Similar assumptions are shared by the group that, since a 2006 Wired magazine article, has come to be called the New Atheists. Led by bestselling authors Richard Dawkins, Daniel Dennett, and Sam Harris, this contingent puts forth scientific explanations for the religious pathology and propose correspondingly scientific cures. In the English-speaking world, these have become the outspoken performers representing both anti-religious ideology and the scientific study of religion (though none is part of a religious studies department). They have been widely vilified and also widely read.

Meanwhile, religious performances are developing around such medical materialism as well. One of the leading researchers in the cognitive science of religion, for instance, is Justin Barrett, a confessing evangelical Christian who suggests theological reasons for why people might have built in mechanisms for religiosity. A growing movement among particularly western Buddhists, also, is the investigation and celebration of religious contemplation for its cognitive benefits using the latest neural imaging technology. A recent meeting in Washington, D.C. on the subject included neuroscientists from around the world together with the Dalai Lama. Sam Harris, of the New Atheists, is in the process of completing a degree in neuroscience, apparently for allied reasons. Such "neurotheology" has opened up the space-age possibility of technologically-induced religious experiences and a science of medical meditation.

In this project I propose to undertake a thorough study of recent and current thinking on the possibilities of "management" for the new homo religiosus. If we (in religious studies or elsewhere) can come to understand the "actual" bases of religious thinking, what should we do with that knowledge? What responsibilities does it imply? What relation does it bear to earlier attempts to manage religiosity (from Benedict of Nursia to David Hume), and does it stand any special chance of success?

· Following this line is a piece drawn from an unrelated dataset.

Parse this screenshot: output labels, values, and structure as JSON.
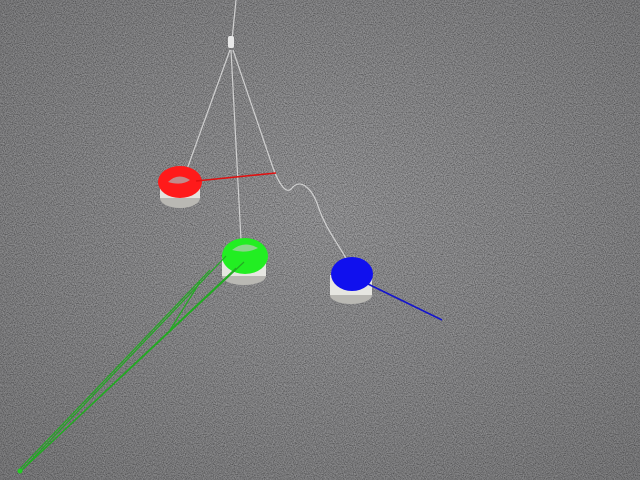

Addressing questions like these means care with the attendant ideologies, which seem always to come in pairs: religionism and secularism, naturalism and supernaturalism, realism and spiritualism. Out from these, I will attempt to come to some clarity about the ambitions and perhaps the contradictions in this kind of thinking. It seems to me that such a project goes to the implicit heart of the study of the "meaning and," quite literally, the "end" of religion.